Slavoj Zizek has written in several places — but here I am specifically referring to Revolution at the gates: a selection of writings from February to October 1917 — that,

“On today’s market, we find a whole series of products deprived of their malignant property: coffee without caffeine, cream without fat, beer without alcohol. . . .  Virtual Reality simply generalizes this procedure of offering a product deprived of its substance: it provides reality itself deprived of its substance, of the hard resistant kernel of the Real — just as decaffeinated coffee smells and tastes like the real coffee without being real coffee, Virtual Reality is experienced as reality without being so.”

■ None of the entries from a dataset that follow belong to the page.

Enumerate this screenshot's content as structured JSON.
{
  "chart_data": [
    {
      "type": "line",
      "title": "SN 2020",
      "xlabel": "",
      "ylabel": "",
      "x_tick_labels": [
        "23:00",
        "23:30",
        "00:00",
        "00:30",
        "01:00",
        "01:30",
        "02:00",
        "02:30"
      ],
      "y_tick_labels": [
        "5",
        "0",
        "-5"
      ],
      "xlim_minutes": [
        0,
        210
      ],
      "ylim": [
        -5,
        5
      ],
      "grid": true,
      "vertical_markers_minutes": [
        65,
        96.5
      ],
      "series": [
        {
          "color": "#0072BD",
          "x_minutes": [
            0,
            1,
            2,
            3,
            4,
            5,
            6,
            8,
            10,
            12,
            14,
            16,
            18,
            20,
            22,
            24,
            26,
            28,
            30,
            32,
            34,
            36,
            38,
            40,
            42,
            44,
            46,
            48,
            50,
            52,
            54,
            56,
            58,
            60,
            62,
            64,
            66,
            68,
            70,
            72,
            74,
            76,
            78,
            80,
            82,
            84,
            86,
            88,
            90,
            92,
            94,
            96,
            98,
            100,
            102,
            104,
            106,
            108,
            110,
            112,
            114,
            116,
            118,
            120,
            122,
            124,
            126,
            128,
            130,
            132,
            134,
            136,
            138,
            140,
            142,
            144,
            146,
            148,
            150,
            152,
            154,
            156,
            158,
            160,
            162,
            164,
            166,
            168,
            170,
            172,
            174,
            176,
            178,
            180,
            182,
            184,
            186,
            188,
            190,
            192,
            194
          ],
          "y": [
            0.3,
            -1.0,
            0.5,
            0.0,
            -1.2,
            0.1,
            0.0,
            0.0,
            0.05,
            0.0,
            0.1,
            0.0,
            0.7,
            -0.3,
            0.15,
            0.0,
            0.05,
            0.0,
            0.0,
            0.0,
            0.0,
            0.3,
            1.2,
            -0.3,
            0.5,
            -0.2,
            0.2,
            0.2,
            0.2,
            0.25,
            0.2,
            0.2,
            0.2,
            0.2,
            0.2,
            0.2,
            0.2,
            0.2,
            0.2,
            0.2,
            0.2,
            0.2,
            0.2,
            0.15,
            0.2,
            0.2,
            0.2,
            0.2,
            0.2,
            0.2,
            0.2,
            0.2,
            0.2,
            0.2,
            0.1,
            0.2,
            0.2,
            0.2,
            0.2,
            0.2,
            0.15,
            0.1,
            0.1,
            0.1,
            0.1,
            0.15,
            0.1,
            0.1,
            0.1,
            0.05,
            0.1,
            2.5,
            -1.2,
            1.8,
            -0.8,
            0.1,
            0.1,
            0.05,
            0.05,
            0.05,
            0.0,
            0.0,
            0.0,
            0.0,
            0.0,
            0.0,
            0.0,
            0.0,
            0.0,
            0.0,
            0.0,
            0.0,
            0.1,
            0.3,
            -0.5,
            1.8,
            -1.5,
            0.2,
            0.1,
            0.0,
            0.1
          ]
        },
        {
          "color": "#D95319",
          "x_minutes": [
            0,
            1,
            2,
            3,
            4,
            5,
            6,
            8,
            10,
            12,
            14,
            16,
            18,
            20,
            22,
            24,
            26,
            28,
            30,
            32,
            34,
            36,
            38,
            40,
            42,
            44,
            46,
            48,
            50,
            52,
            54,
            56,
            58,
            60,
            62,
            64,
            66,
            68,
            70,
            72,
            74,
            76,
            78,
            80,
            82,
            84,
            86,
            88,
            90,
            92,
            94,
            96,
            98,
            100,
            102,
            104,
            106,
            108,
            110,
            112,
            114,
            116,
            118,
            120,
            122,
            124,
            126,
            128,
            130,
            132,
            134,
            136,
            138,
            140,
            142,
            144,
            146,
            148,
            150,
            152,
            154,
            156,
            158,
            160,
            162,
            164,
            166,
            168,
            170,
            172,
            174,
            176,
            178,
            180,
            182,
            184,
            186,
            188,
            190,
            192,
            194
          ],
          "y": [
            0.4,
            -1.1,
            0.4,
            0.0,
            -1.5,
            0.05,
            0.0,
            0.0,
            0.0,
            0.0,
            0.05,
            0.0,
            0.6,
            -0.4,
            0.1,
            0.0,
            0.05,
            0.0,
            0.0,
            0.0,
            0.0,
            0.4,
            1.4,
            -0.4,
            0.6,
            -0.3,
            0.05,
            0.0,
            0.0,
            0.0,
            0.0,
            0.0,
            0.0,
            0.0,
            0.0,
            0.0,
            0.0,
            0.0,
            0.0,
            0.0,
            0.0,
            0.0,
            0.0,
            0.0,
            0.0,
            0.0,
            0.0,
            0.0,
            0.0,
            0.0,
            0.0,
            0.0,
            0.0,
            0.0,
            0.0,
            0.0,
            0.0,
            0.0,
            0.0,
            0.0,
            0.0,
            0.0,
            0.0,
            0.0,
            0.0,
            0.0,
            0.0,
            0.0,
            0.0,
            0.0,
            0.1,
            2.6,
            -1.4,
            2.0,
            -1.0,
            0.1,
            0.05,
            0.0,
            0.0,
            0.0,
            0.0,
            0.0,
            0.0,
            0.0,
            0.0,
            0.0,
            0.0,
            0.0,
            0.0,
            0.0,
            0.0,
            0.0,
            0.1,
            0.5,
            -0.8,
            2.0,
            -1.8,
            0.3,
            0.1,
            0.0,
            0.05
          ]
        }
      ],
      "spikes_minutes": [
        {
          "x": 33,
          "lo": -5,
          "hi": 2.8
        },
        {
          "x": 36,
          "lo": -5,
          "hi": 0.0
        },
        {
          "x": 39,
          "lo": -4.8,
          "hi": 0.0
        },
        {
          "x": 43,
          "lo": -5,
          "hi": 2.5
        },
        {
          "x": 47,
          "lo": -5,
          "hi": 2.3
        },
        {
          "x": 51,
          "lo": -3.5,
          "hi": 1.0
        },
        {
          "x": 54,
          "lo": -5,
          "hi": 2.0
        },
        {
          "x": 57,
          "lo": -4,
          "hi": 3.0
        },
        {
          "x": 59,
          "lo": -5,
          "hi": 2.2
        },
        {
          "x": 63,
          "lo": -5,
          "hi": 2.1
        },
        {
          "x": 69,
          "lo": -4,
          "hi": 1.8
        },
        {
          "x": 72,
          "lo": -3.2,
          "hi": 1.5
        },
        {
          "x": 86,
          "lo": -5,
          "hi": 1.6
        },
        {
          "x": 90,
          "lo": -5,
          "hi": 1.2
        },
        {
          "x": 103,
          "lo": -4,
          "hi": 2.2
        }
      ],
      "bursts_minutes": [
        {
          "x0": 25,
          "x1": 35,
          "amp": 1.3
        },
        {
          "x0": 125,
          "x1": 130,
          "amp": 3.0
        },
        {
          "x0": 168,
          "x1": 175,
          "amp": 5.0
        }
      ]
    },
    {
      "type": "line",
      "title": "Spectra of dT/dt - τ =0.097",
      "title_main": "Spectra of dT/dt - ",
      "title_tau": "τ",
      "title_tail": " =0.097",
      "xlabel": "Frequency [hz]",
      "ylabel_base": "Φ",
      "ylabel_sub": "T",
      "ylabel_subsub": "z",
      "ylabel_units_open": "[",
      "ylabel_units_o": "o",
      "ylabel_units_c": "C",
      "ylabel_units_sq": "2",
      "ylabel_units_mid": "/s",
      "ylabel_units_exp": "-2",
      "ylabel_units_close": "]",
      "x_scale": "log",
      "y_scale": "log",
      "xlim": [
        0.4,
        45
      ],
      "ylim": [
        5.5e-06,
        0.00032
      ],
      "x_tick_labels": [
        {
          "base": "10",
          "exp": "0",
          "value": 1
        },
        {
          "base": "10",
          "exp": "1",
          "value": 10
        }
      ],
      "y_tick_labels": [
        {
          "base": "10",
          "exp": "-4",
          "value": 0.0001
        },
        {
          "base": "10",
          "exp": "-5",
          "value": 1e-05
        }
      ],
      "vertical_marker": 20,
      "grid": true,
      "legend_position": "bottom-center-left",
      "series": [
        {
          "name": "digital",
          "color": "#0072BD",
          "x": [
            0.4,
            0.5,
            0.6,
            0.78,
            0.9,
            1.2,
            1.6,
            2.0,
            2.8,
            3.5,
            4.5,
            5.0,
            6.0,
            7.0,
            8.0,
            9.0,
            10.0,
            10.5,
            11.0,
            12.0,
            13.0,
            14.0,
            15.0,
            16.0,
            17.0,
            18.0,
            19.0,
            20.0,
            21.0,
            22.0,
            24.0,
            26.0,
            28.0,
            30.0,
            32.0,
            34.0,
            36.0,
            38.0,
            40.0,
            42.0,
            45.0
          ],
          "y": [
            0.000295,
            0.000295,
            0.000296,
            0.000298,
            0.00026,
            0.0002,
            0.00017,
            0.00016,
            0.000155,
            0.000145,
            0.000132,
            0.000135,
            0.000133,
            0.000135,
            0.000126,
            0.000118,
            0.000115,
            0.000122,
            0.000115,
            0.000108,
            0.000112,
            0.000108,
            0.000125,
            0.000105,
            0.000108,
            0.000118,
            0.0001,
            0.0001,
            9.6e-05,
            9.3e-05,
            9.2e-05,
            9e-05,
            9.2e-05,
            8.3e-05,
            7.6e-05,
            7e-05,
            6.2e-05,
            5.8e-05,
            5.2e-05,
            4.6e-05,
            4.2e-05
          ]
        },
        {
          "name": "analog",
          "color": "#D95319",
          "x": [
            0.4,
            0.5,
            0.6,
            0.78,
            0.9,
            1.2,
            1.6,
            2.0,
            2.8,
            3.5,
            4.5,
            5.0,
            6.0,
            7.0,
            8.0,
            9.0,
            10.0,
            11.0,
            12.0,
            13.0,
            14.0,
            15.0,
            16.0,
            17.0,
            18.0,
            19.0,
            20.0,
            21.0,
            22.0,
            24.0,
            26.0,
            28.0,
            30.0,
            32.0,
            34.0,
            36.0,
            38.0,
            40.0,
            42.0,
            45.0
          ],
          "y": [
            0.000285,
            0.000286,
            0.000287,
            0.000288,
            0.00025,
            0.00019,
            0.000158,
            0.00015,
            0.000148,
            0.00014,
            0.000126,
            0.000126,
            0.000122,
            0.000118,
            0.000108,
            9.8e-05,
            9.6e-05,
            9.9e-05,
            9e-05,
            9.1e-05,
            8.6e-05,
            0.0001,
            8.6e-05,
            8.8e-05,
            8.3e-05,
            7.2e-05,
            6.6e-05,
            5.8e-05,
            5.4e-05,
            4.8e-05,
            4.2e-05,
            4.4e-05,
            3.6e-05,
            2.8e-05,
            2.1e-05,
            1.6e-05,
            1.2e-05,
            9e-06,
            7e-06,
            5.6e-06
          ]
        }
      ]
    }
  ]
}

Coffee without caffeine, cream without fat, beer without alcohol, war without death (at least on our side, as Zizek claims); but what about the theological (specifically Christian) question: what is Christianity’s (to use Zizek’s language) chocolate laxative today? We could say: Christianity without Christ, Christianity without faith, etc., etc. The problem that I am confronting here is one in which the problem of the chocolate laxative is complicated (obviously so!) in relation to communities of persons. . . So, the question I am asking myself is this: what is the hard resistant kernel of the Real in Christianity? And, subsequently, in Christianity, what is experienced as reality without being so?

[added later]

But Christ, faith, these are not malignant properties, rather substances as such. Or can one consider the skandalon a “malignant” property?